A fly tower tilted 15-degrees off the vertical creates a point-of-orientation that announces the centre as the focal point on campus. Sky-bridges connect the tower to the main volume, offering commanding views over the bay. Gathering areas and elevated porticos line the base of the building, and a restaurant sits at the end of a sloping volume that extends into the plaza, weaving the building into the larger campus.
Visitors enter through a soaring triple-height lobby. A grand curving staircase and billowing walls finished with wooden slats continue the undulating character of the exteriors. Natural light from above filters in through the perforated facade, creating a lively play of shadow across the space.

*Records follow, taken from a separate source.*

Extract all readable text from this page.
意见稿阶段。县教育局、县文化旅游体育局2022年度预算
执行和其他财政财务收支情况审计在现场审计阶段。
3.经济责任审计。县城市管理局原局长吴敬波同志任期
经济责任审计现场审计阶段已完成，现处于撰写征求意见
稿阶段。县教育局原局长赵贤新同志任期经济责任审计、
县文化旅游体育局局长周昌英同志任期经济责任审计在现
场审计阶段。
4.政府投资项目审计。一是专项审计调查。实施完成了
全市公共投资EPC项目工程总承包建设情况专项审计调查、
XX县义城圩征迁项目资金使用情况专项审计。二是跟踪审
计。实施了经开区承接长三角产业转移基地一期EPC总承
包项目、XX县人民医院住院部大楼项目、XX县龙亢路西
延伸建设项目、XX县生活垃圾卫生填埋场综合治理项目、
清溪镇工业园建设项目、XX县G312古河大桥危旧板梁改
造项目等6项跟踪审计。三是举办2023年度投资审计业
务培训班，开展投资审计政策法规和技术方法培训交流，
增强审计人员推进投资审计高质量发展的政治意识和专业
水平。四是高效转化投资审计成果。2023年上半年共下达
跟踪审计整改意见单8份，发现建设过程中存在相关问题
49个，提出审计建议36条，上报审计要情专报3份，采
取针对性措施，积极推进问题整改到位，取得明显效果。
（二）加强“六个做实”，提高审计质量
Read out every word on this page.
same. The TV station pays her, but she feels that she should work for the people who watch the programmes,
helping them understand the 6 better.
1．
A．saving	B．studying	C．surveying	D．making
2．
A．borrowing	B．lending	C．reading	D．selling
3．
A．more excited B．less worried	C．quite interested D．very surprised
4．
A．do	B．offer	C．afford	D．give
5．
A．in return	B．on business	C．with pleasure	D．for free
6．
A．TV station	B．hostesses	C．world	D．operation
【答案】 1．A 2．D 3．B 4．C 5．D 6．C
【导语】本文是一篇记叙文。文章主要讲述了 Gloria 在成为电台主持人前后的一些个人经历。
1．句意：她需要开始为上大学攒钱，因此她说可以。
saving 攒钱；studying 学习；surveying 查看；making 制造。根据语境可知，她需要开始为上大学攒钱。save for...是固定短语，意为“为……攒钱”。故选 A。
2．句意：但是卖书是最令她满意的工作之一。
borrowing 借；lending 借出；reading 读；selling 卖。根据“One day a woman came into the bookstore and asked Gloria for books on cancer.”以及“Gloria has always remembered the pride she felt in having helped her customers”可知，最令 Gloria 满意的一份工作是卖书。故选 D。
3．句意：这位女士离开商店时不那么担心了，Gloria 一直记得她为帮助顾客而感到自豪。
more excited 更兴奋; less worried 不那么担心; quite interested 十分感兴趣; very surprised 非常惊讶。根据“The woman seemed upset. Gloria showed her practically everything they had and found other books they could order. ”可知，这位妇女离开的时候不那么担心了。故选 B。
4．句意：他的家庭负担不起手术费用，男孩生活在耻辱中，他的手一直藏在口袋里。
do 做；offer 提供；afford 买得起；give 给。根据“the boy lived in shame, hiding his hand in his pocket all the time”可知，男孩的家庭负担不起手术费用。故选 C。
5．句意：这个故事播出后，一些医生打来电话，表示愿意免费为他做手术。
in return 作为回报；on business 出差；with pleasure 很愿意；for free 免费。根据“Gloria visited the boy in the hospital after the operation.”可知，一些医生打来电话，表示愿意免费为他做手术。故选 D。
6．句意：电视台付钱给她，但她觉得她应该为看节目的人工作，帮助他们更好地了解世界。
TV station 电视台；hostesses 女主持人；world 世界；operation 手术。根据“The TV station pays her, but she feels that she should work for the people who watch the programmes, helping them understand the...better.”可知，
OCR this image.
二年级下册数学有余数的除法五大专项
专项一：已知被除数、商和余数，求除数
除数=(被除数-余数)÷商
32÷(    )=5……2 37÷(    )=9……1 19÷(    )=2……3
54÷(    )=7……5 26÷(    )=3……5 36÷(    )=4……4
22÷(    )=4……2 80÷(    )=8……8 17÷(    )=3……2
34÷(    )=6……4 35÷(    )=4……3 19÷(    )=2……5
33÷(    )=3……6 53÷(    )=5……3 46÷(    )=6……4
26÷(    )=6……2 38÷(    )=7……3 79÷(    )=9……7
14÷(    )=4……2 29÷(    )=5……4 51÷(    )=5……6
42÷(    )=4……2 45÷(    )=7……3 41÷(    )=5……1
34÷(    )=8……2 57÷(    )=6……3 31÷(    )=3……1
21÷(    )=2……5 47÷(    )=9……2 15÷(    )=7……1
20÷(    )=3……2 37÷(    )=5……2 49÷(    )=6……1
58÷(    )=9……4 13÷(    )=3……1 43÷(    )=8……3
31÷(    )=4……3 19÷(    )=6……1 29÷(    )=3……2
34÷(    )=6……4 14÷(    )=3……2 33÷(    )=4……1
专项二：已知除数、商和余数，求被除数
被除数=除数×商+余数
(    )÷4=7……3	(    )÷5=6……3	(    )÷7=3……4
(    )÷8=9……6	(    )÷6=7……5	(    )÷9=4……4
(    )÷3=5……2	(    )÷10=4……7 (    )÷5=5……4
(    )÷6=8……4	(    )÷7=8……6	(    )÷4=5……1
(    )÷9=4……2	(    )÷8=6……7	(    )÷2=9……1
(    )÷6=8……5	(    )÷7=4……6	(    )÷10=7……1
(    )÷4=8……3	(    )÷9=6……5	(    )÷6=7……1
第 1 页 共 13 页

The main performance hall will host high-profile productions of opera, classical music, and ballet. Its delicately sculpted walls accentuate the organic geometries of the space and optimize acoustic conditions by muffling background noise and enhancing sonic clarity. The stage comprises six double-layered lifts that can be raised and lowered within a range of ten meters, opening new production possibilities. The orchestra pool can be raised to the height of the main stage to extend the performance area into the house.
A 600-seat theatre complements the main performance hall. This space is designed for flexibility to accommodate experimental productions. The stage and seating can be easily rearranged, enabling catwalk, four-sided stage, immersive, and interactive theatre experiences.